Amazing Bird: Age 65, May Have Had 40 Chicks, Traveled Three Million Miles
By their sixth decade, many parents start to think more about retirement and grandkids, the worries of childrearing a distant memory.
But for 65-year-old Wisdom the Laysan albatross, motherhood is still very much on her mind.
The oldest wild bird, which nests annually at the Midway Atoll National Wildlife Refuge in the Pacific Ocean, recently hatched her most recent chick, Kūkini, which is the Hawaiian word for "messenger."
An albatross mates for life, and Wisdom has survived several mates and reared more than 30 chicks. She has been with her current mate, Akeakamai, for several years, although scientists don’t know his age. (Related: "Wisdom the Albatross and Other Shockingly Old Moms.")
Every year, an albatross can lay one egg, and 98 percent of Laysan albatrosses come back to the Midway Atoll and Hawaiian Islands to breed.

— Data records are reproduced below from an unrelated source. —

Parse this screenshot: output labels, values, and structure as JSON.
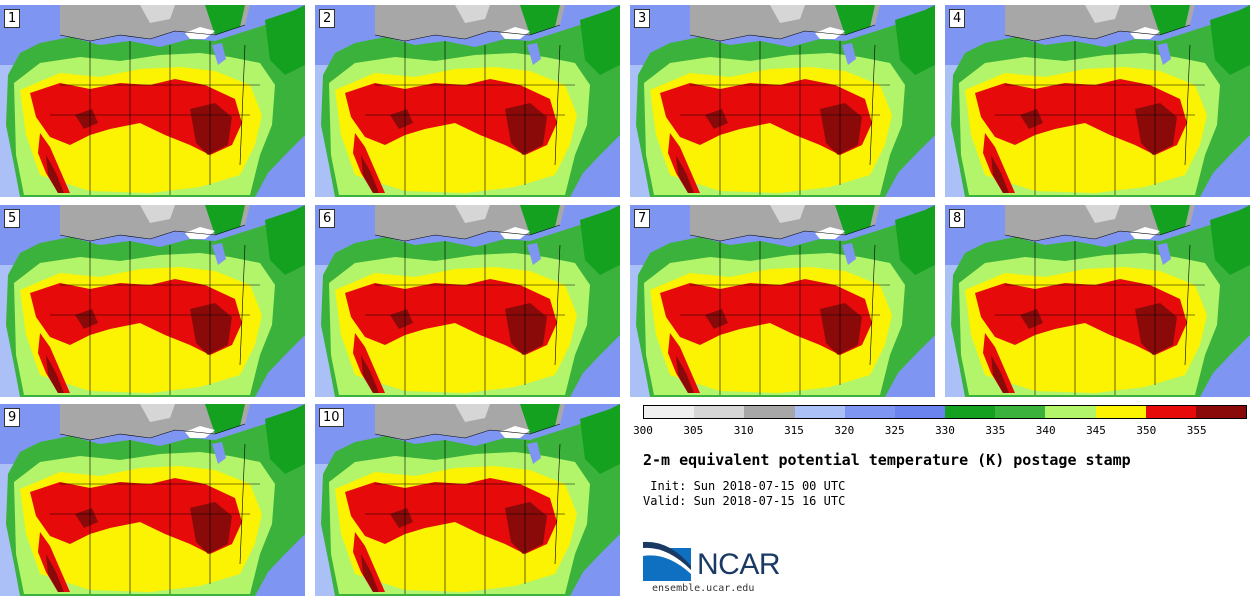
{
  "panels": [
    {
      "label": "1"
    },
    {
      "label": "2"
    },
    {
      "label": "3"
    },
    {
      "label": "4"
    },
    {
      "label": "5"
    },
    {
      "label": "6"
    },
    {
      "label": "7"
    },
    {
      "label": "8"
    },
    {
      "label": "9"
    },
    {
      "label": "10"
    }
  ],
  "colorbar": {
    "colors": [
      "#efefef",
      "#d6d6d6",
      "#a7a7a7",
      "#aac0f7",
      "#7f95f2",
      "#6b83ef",
      "#13a11f",
      "#3bb23b",
      "#b2f56a",
      "#fbf301",
      "#e60a0b",
      "#8a0a0a"
    ],
    "ticks": [
      "300",
      "305",
      "310",
      "315",
      "320",
      "325",
      "330",
      "335",
      "340",
      "345",
      "350",
      "355"
    ]
  },
  "title": "2-m equivalent potential temperature (K) postage stamp",
  "init": " Init: Sun 2018-07-15 00 UTC",
  "valid": "Valid: Sun 2018-07-15 16 UTC",
  "logo": {
    "name": "NCAR",
    "url": "ensemble.ucar.edu"
  }
}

“Wisdom is really teaching us how much we have to learn. We didn’t know an albatross would live this long and still be producing chicks,” said Susan White, a project leader with the U.S. Fish and Wildlife Service.
When scientist Chandler Robbins first banded Wisdom in 1956 as part of a project with the U.S. Geological Survey, he estimated the bird was around five years old. Without teeth or other markers to conclusively determine age, and no visible signs of aging, it can be tough to figure out how old a bird is.

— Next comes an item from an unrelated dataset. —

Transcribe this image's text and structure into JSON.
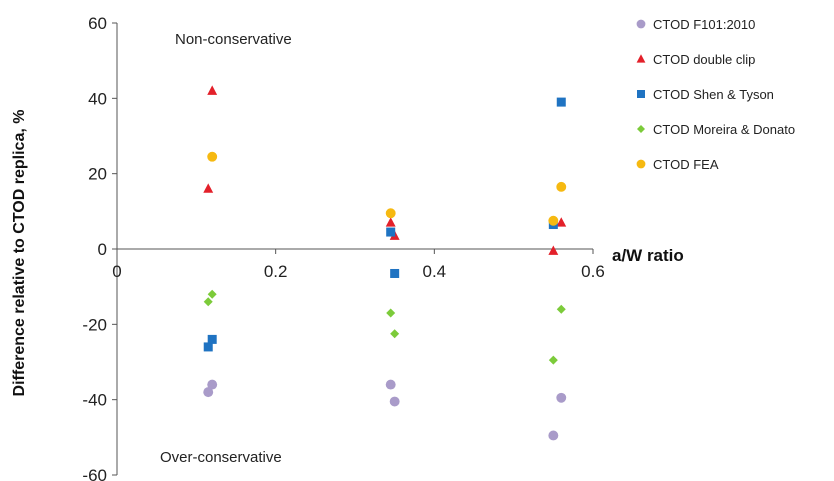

Although several of Wisdom’s bands have rusted and been replaced over the years, the bird herself remains young and spry in both appearance and behavior.
Now 97, Robbins shows the same longevity as the bird he first banded, continuing to help the USGS with various ornithological projects.
Unlike women, who lose their ability to reproduce as they get older, female albatrosses aren’t known to experience anything like menopause. Chickens, however—especially those that lay many eggs over their lifetime—may lose the ability to create a thick, hard shell around their eggs.
Since albatrosses lay only one egg a year, this likely isn't an issue. (See National Geographic's pictures of animal mothers and babies.)
“I wish I knew how many other old girls were out there,” said Beth Flint, a wildlife biologist at the Pacific Islands office of the FWS.
In fact, a long life span may actually make Wisdom a better mother than some of her younger counterparts. That's because new moms can make mistakes that are deadly to chicks. (See "Oldest Known Wild Bird Hatches Chick at 62 .")
Though by now Wisdom knows how to raise her chick to adulthood, it doesn’t make her immune to loss: In 2014, the egg that Wisdom and Akeakamai laid together went missing.
Kūkini is vulnerable to starvation, accidents, and predators, although having a full-time parent will help protect the fuzzy chick. Researchers believe that next year, Kūkini will have a younger sibling, too.
“There’s no reason to think Wisdom won’t keep going strong," White says.